Taylor's was the second case that made it all the way through the commission's exhaustive hoops in order to get a judicial ruling, and he was the first defendant to be declared innocent. He is walking around free today.
But he has not yet been pardoned nor has he received any compensation from the state.
In March, Taylor gave Raleigh investigators permission to further test his clothes for DNA, and Gov. Beverly Perdue is awaiting the outcome of those tests before she signs the pardon.
Perdue doesn't have to pardon Taylor. But until she does, he will not receive the $750,000 that the state owes him.

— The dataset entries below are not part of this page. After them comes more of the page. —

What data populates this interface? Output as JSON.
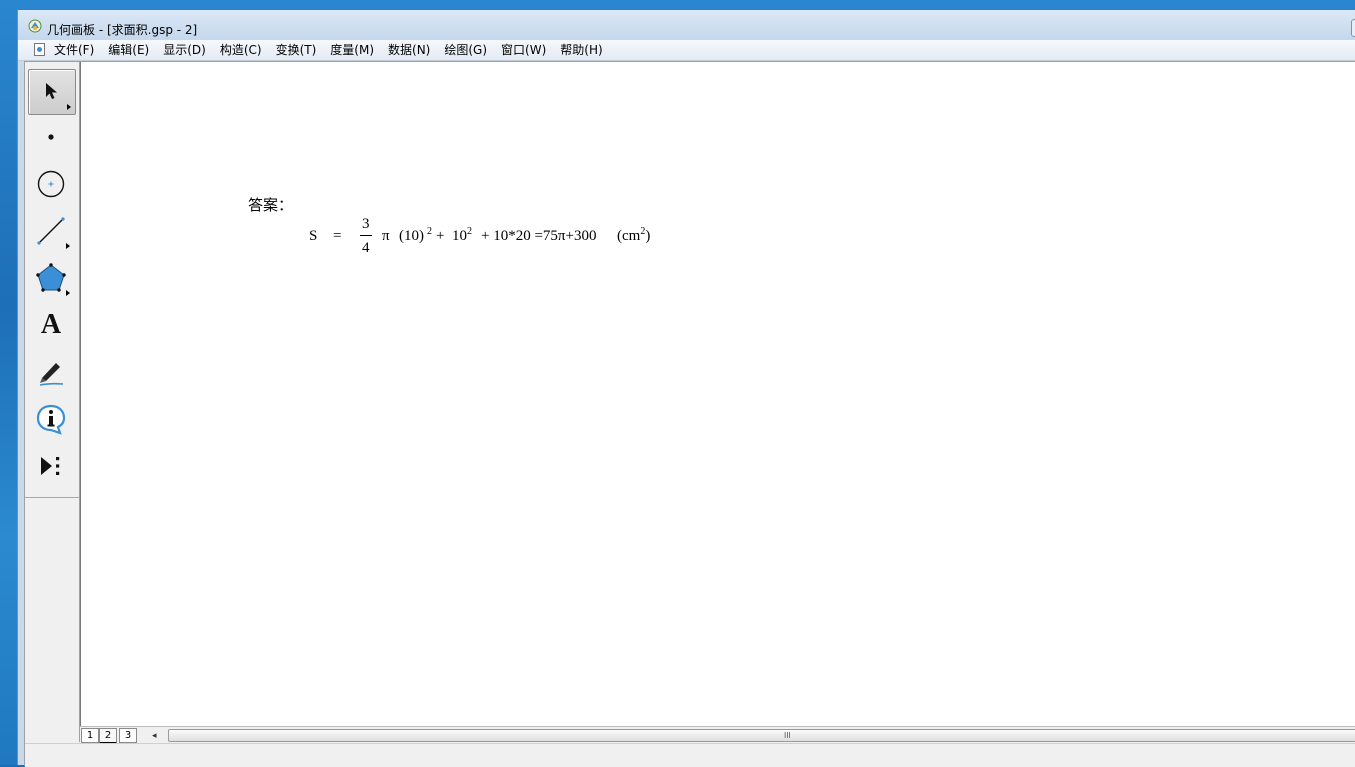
{
  "window": {
    "title": "几何画板 - [求面积.gsp - 2]"
  },
  "menu": {
    "items": [
      {
        "label": "文件(F)"
      },
      {
        "label": "编辑(E)"
      },
      {
        "label": "显示(D)"
      },
      {
        "label": "构造(C)"
      },
      {
        "label": "变换(T)"
      },
      {
        "label": "度量(M)"
      },
      {
        "label": "数据(N)"
      },
      {
        "label": "绘图(G)"
      },
      {
        "label": "窗口(W)"
      },
      {
        "label": "帮助(H)"
      }
    ]
  },
  "toolbox": {
    "tools": [
      {
        "name": "arrow-select-icon",
        "active": true
      },
      {
        "name": "point-icon"
      },
      {
        "name": "compass-circle-icon"
      },
      {
        "name": "straightedge-icon"
      },
      {
        "name": "polygon-icon"
      },
      {
        "name": "text-icon",
        "glyph": "A"
      },
      {
        "name": "marker-pen-icon"
      },
      {
        "name": "information-icon"
      },
      {
        "name": "custom-tool-icon"
      }
    ]
  },
  "canvas": {
    "answer_label": "答案：",
    "formula": {
      "lhs": "S",
      "equals": "=",
      "frac_num": "3",
      "frac_den": "4",
      "pi": "π",
      "term1": "(10)",
      "exp1": "2",
      "plus1": "+",
      "term2": "10",
      "exp2": "2",
      "rest": "+ 10*20 =75π+300",
      "unit_open": "(cm",
      "unit_exp": "2",
      "unit_close": ")"
    }
  },
  "pages": {
    "tabs": [
      "1",
      "2",
      "3"
    ],
    "selected": "2",
    "scroll_left_glyph": "◂",
    "scroll_grip": "III"
  },
  "colors": {
    "tool_blue": "#3a8fd6",
    "canvas_bg": "#ffffff",
    "chrome_bg": "#f0f0f0"
  }
}
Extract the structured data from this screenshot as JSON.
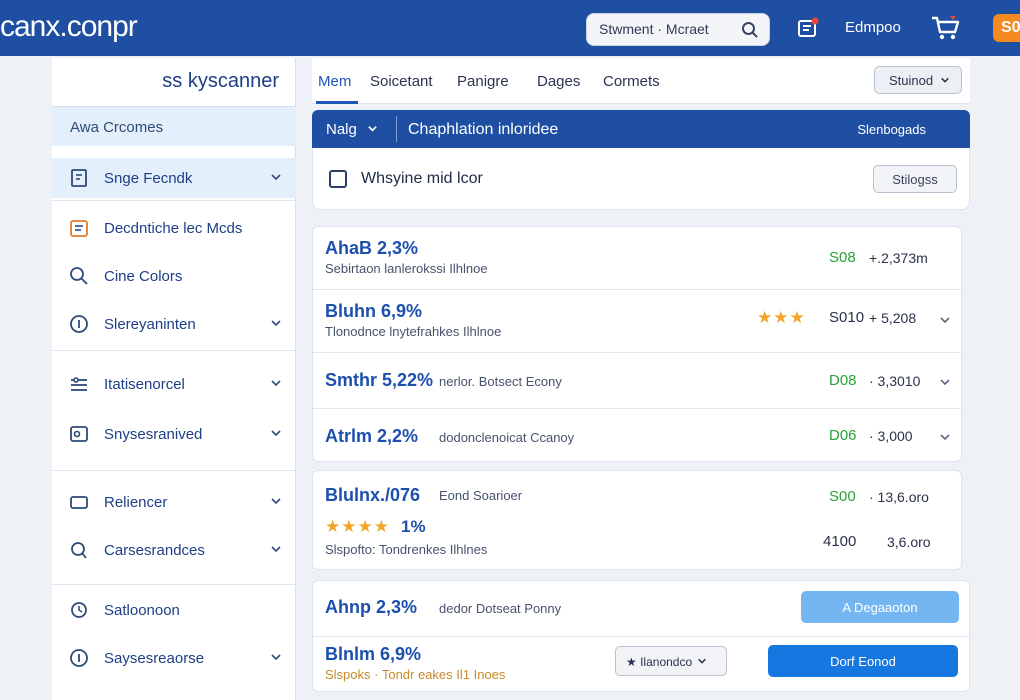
{
  "header": {
    "logo": "canx.conpr",
    "search_value": "Stwment · Mcraet",
    "link": "Edmpoo",
    "badge": "S0"
  },
  "sidebar": {
    "brand": "ss kyscanner",
    "heading": "Awa Crcomes",
    "items": [
      {
        "label": "Snge Fecndk"
      },
      {
        "label": "Decdntiche lec Mcds"
      },
      {
        "label": "Cine Colors"
      },
      {
        "label": "Slereyaninten"
      },
      {
        "label": "Itatisenorcel"
      },
      {
        "label": "Snysesranived"
      },
      {
        "label": "Reliencer"
      },
      {
        "label": "Carsesrandces"
      },
      {
        "label": "Satloonoon"
      },
      {
        "label": "Saysesreaorse"
      }
    ]
  },
  "tabs": {
    "items": [
      "Mem",
      "Soicetant",
      "Panigre",
      "Dages",
      "Cormets"
    ],
    "dropdown": "Stuinod"
  },
  "bluebar": {
    "left": "Nalg",
    "title": "Chaphlation inloridee",
    "right": "Slenbogads"
  },
  "filter": {
    "label": "Whsyine mid lcor",
    "button": "Stilogss"
  },
  "results": {
    "r1": {
      "title": "AhaB 2,3%",
      "sub": "Sebirtaon lanlerokssi Ilhlnoe",
      "price": "S08",
      "amount": "+.2,373m"
    },
    "r2": {
      "title": "Bluhn 6,9%",
      "sub": "Tlonodnce lnytefrahkes Ilhlnoe",
      "stars": "★★★",
      "price": "S010",
      "amount": "+ 5,208"
    },
    "r3": {
      "title": "Smthr 5,22%",
      "inline": "nerlor. Botsect Econy",
      "price": "D08",
      "amount": "· 3,3010"
    },
    "r4": {
      "title": "Atrlm 2,2%",
      "inline": "dodonclenoicat Ccanoy",
      "price": "D06",
      "amount": "· 3,000"
    },
    "r5": {
      "title": "Blulnx./076",
      "inline": "Eond Soarioer",
      "price": "S00",
      "amount": "· 13,6.oro",
      "stars": "★★★★",
      "pct": "1%",
      "sub": "Slspofto: Tondrenkes Ilhlnes",
      "price2": "4100",
      "amount2": "3,6.oro"
    },
    "r6": {
      "title": "Ahnp 2,3%",
      "inline": "dedor Dotseat Ponny",
      "button": "A Degaaoton"
    },
    "r7": {
      "title": "Blnlm 6,9%",
      "sub": "Slspoks · Tondr eakes Il1 Inoes",
      "dropdown": "★ Ilanondco",
      "button": "Dorf Eonod"
    }
  }
}
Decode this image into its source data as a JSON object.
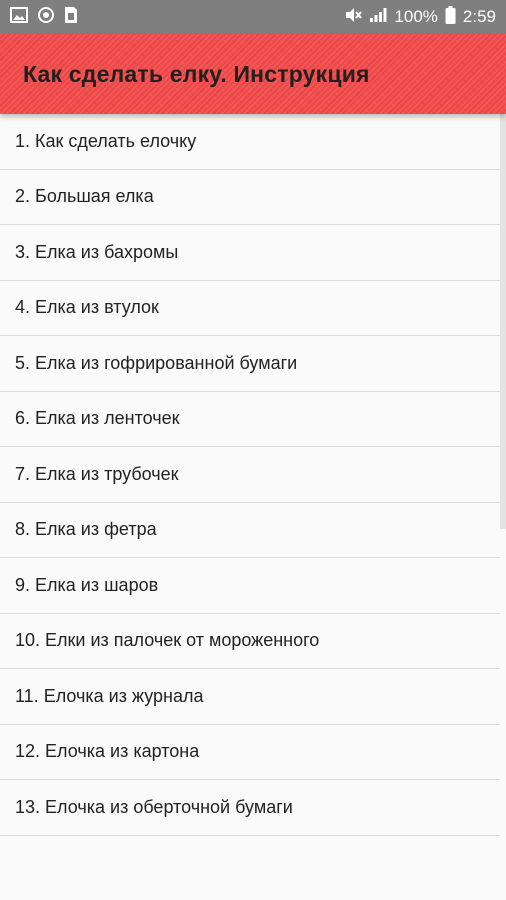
{
  "status_bar": {
    "battery_percent": "100%",
    "time": "2:59",
    "left_icons": [
      "image-icon",
      "sync-icon",
      "sim-card-icon"
    ],
    "right_icons": [
      "mute-icon",
      "signal-icon",
      "battery-icon"
    ]
  },
  "app_bar": {
    "title": "Как сделать елку. Инструкция",
    "color": "#f44b4b"
  },
  "list": {
    "items": [
      "1. Как сделать елочку",
      "2. Большая елка",
      "3. Елка из бахромы",
      "4. Елка из втулок",
      "5. Елка из гофрированной бумаги",
      "6. Елка из ленточек",
      "7. Елка из трубочек",
      "8. Елка из фетра",
      "9. Елка из шаров",
      "10. Елки из палочек от мороженного",
      "11. Елочка из журнала",
      "12. Елочка из картона",
      "13. Елочка из оберточной бумаги"
    ]
  }
}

Perdue is getting plenty of licks for the delay. Taylor, a former drug addict who didn't call police when he found Thomas' body, isn't precisely a media darling, but he is the symbol of North Carolina's commitment to justice. It's easy to see Perdue as an authoritarian purse-clutcher who won't do the right thing.
But this problem started with the legislature, not the governor's office, and it's up to the legislature to fix it.
We don't require pardons for any other people who are exonerated in the court system - only the ones freed by the Innocence Inquiry commission. The legislature ought to tie the state's compensation for wrongful imprisonment to the commission's verdict, not a gubernatorial pardon."